Dans les domaines de la mode et de la beauté plus encore que dans d'autres, un vocable unique peut recouvrir des réalités diamétralement opposées. On ne parle pas seulement du grand écart magistral qu'on observe dans la gamme de prix d'une veste, d'un pull ou d'un bâton de rouge à lèvres. Ou des rémunérations de ceux qui en vivent, la démesure entre les salaires d'un créateur ou d'un make-up artist engagé par une marque de luxe et l'ouvrière d'une usine de Manille ou du Ban...

Dans les domaines de la mode et de la beauté plus encore que dans d'autres, un vocable unique peut recouvrir des réalités diamétralement opposées. On ne parle pas seulement du grand écart magistral qu'on observe dans la gamme de prix d'une veste, d'un pull ou d'un bâton de rouge à lèvres.
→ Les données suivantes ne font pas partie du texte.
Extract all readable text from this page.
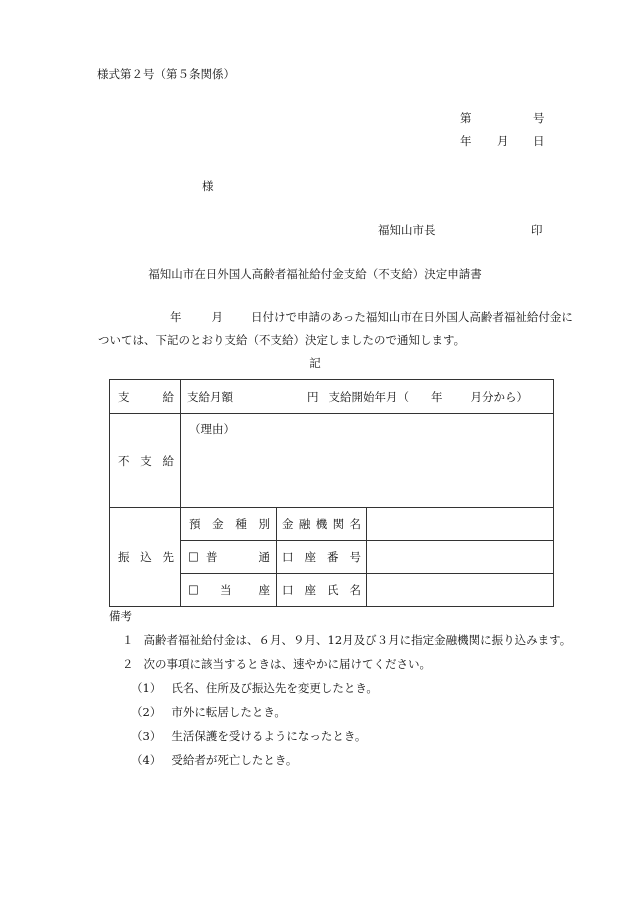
様式第２号（第５条関係）
第	号
年 月 日
様
福知山市長	印
福知山市在日外国人高齢者福祉給付金支給（不支給）決定申請書
年	月 日付けで申請のあった福知山市在日外国人高齢者福祉給付金に
ついては、下記のとおり支給（不支給）決定しましたので通知します。
記
支 給	支給月額 円 支給開始年月（ 年 月分から）		

不 支 給	（理由）		

振 込 先	預 金 種 別	金 融 機 関 名	

	□ 普 通	口 座 番 号	

	□ 当 座	口 座 氏 名	

備考
１ 高齢者福祉給付金は、６月、９月、12月及び３月に指定金融機関に振り込みます。
２ 次の事項に該当するときは、速やかに届けてください。
（1） 氏名、住所及び振込先を変更したとき。
（2） 市外に転居したとき。
（3） 生活保護を受けるようになったとき。
（4） 受給者が死亡したとき。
Ou des rémunérations de ceux qui en vivent, la démesure entre les salaires d'un créateur ou d'un make-up artist engagé par une marque de luxe et l'ouvrière d'une usine de Manille ou du Bangladesh étant une vérité tristement connue. Au-delà même des modèles économiques, c'est de philosophie entrepreneuriale et de valeurs qu'il est ici question. D'un côté du spectre, les 4.000 références et 130 labels du site Zalando, et surtout ses 24 millions d'acheteurs, soit une augmentation de 17% en 2018. De l'autre, la centaine de clientes de haute couture de par le monde, pour une quinzaine de griffes autorisées à porter ce titre prestigieux, moyennant invitation par leurs pairs et respect d'un strict cahier des charges impliquant la confection sur mesure et à la main, dans les ateliers de la maison, et la présentation annuelle de deux collections de minimum 25 silhouettes chacune. Mais si les résultats financiers sont moins volontiers communiqués dans un milieu où l'on aime cultiver la discrétion, la progression est bel et bien réelle également. Avec l'inestimable avantage de vendre aussi du rêve (voir notre portfolio des défilés automne-hiver), ce qui n'a pas de prix... Alors que la plate-forme allemande d'e-fashion annonçait il y a quelques mois son intention de pénétrer le marché de la beauté, avec en ligne de mire un potentiel de croissance alléchant - seuls 5% des produits du secteur sont actuellement commandés online, contre 15% pour l'habillement - les parfums de niche, évoluant en marge des circuits de la grande distribution, sont par ailleurs toujours plus convoités par des géants comme L'Oréal, LVMH, Estée Lauder ou Shiseido. A tel point que, moins de vingt ans après l'apparition de ce segment alternatif, presque tous les acteurs en ont cédé leurs parts à l'industrie traditionnelle, séduits par les montants faramineux proposés par celle-ci. Reste à voir si, comme la couture, ces fragrances-là garderont l'aura de mystère et d'exclusivité qui a fait leur succès...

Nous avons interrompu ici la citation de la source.